The query time result is shown in Table 1 and Figure 6. By comparing the query time of the four methods, it can be found that, compared with the original method, the query speed of the three methods (Merkle-B tree method, skip list method, and mix method) using optimized structures has been improved. Among them, the query efficiency of the mixing method is the highest, the efficiency of the skip list method is the second, and the efficiency of the Merkle-B tree method is the lowest. The reason is that although the Merkle-B tree method optimizes the block data structure, the amount of data inside the block is small, so the speed is only slightly increased, only 17%. The skip list method builds an index between blocks, and the query speed is greatly improved, which is increased by 1.24 times, while the mixing method combines the advantages of the Merkle-B tree method and the skip list method, so the data query speed is the fastest, which is increased by 2.33 times.

6. Conclusion

Data asset management is crucial in today’s big data era. Emerging blockchain technology may be applied to data asset management to assure data asset security, privacy, and traceability. Many data asset management systems are based on blockchain technology, but each is tailored to a certain layer of the blockchain system architecture. This article provides a novel model of data asset management based on blockchain, which incorporates applications at all levels of the blockchain system, by summarising and analyzing these mechanisms. It employs them at the network, consensus, data, and smart contract layers.

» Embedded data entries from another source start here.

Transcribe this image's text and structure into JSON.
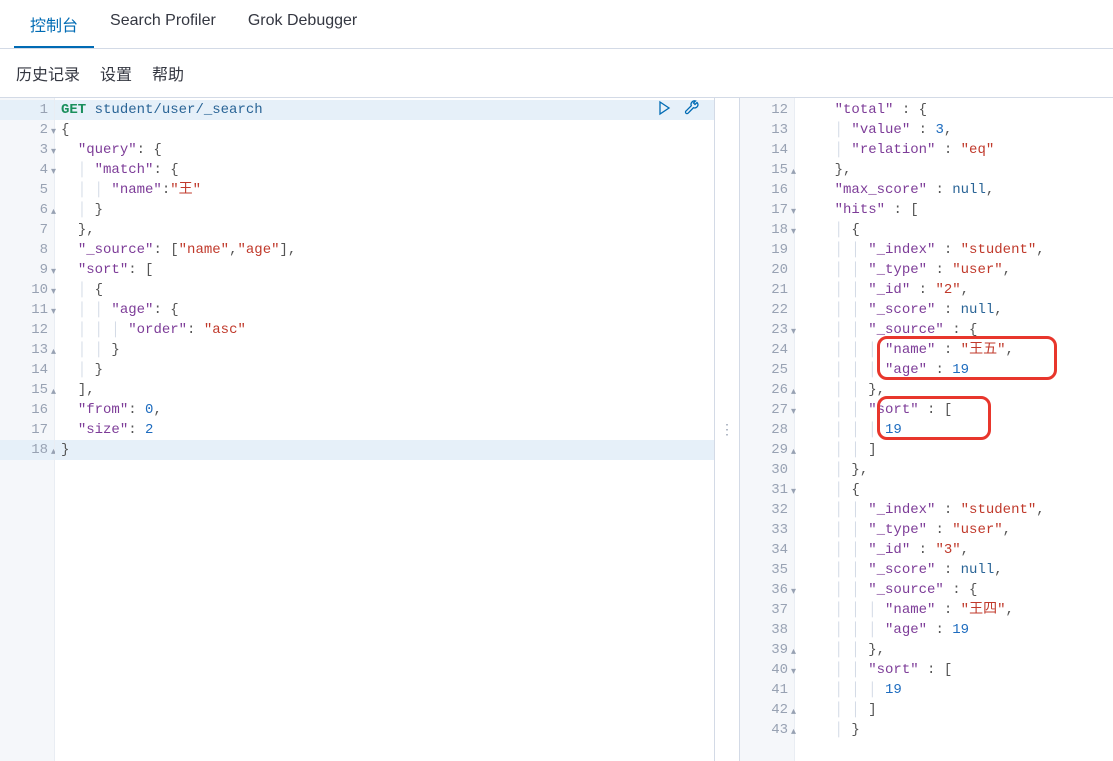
{
  "tabs": {
    "console": "控制台",
    "search_profiler": "Search Profiler",
    "grok_debugger": "Grok Debugger"
  },
  "subnav": {
    "history": "历史记录",
    "settings": "设置",
    "help": "帮助"
  },
  "request": {
    "method": "GET",
    "path": "student/user/_search",
    "body": {
      "query": {
        "match": {
          "name": "王"
        }
      },
      "_source": [
        "name",
        "age"
      ],
      "sort": [
        {
          "age": {
            "order": "asc"
          }
        }
      ],
      "from": 0,
      "size": 2
    },
    "line_numbers": [
      "1",
      "2",
      "3",
      "4",
      "5",
      "6",
      "7",
      "8",
      "9",
      "10",
      "11",
      "12",
      "13",
      "14",
      "15",
      "16",
      "17",
      "18"
    ],
    "fold_lines": [
      "2",
      "3",
      "4",
      "6",
      "9",
      "10",
      "11",
      "13",
      "15",
      "18"
    ],
    "highlight_lines": [
      "1",
      "18"
    ]
  },
  "response": {
    "line_numbers": [
      "12",
      "13",
      "14",
      "15",
      "16",
      "17",
      "18",
      "19",
      "20",
      "21",
      "22",
      "23",
      "24",
      "25",
      "26",
      "27",
      "28",
      "29",
      "30",
      "31",
      "32",
      "33",
      "34",
      "35",
      "36",
      "37",
      "38",
      "39",
      "40",
      "41",
      "42",
      "43"
    ],
    "fold_lines": [
      "15",
      "17",
      "18",
      "23",
      "26",
      "27",
      "29",
      "31",
      "36",
      "39",
      "40",
      "42",
      "43"
    ],
    "hits": {
      "total": {
        "value": 3,
        "relation": "eq"
      },
      "max_score": null,
      "hits": [
        {
          "_index": "student",
          "_type": "user",
          "_id": "2",
          "_score": null,
          "_source": {
            "name": "王五",
            "age": 19
          },
          "sort": [
            19
          ]
        },
        {
          "_index": "student",
          "_type": "user",
          "_id": "3",
          "_score": null,
          "_source": {
            "name": "王四",
            "age": 19
          },
          "sort": [
            19
          ]
        }
      ]
    }
  },
  "colors": {
    "accent": "#006bb4",
    "highlight_border": "#e8362c"
  }
}
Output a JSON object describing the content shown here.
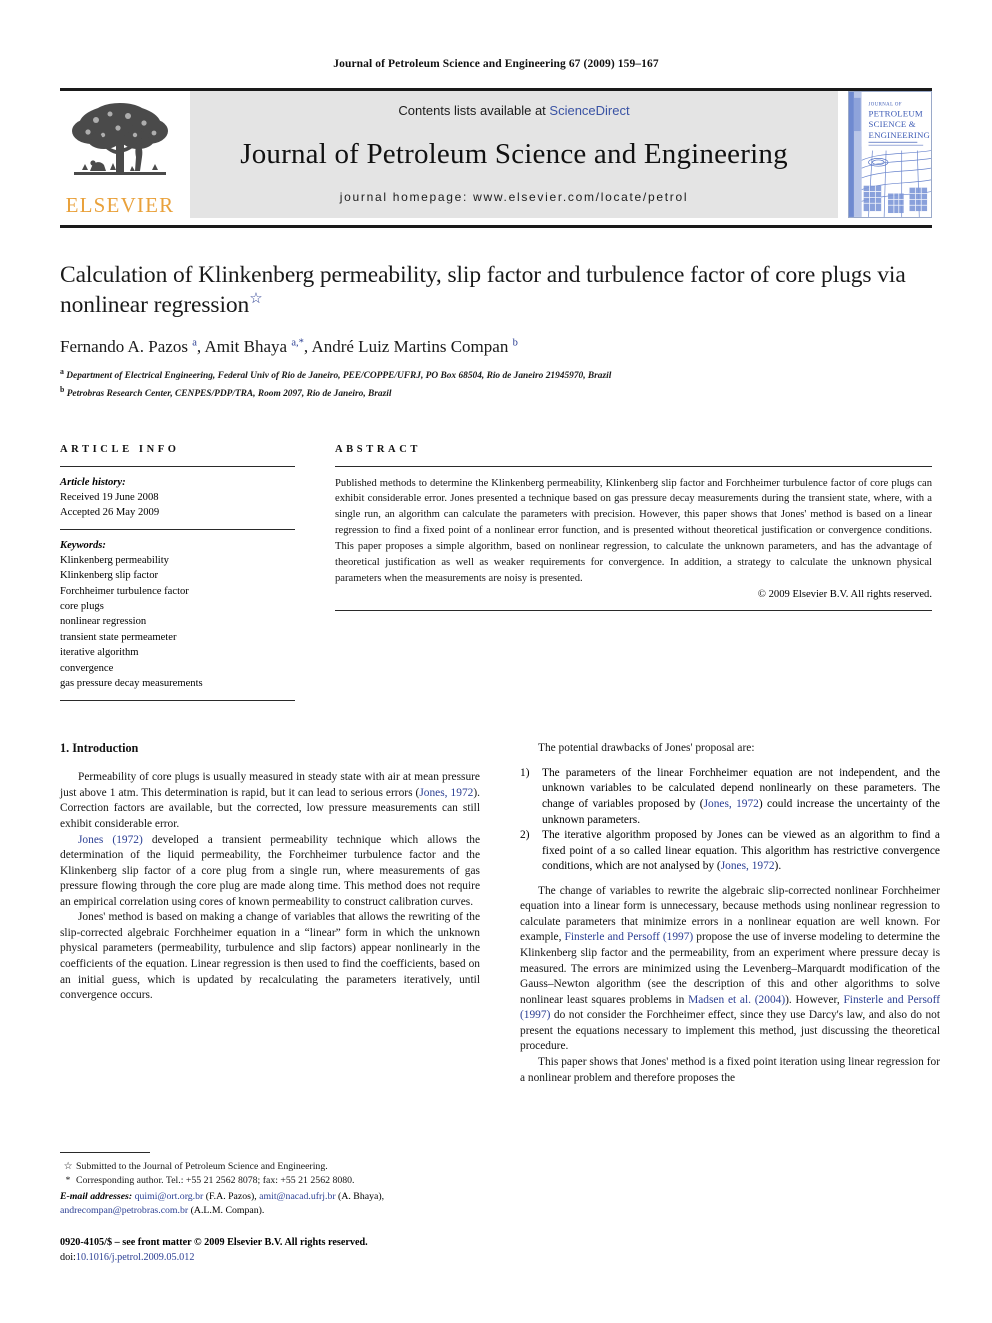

Furthermore, the layer and transaction layers have been optimized.

Data Availability

The data used to support the findings of this study are available from the author upon request (k.aldahlan@uoh.edu.sa).

Conflicts of Interest

The authors declare that they have no conflicts of interest.

Authors’ Contributions

Kawther A. Al-Dhlan wrote the paper, Hamad A. Alreshidi simulated the work, Shahbaz Pervez proof read the paper, Zahida Paraveen validated the method, Akram M. Zeki and Nada M. O. Sid Ahmed added the results, and Eid J. Alshammari and Velmurugan Lingamuthu suggested the changes.

Acknowledgments

The authors would like to extend their sincere appreciation to the Deanship of Scientific Research at University of Ha’il for funding of this Research group Number (RG–191308).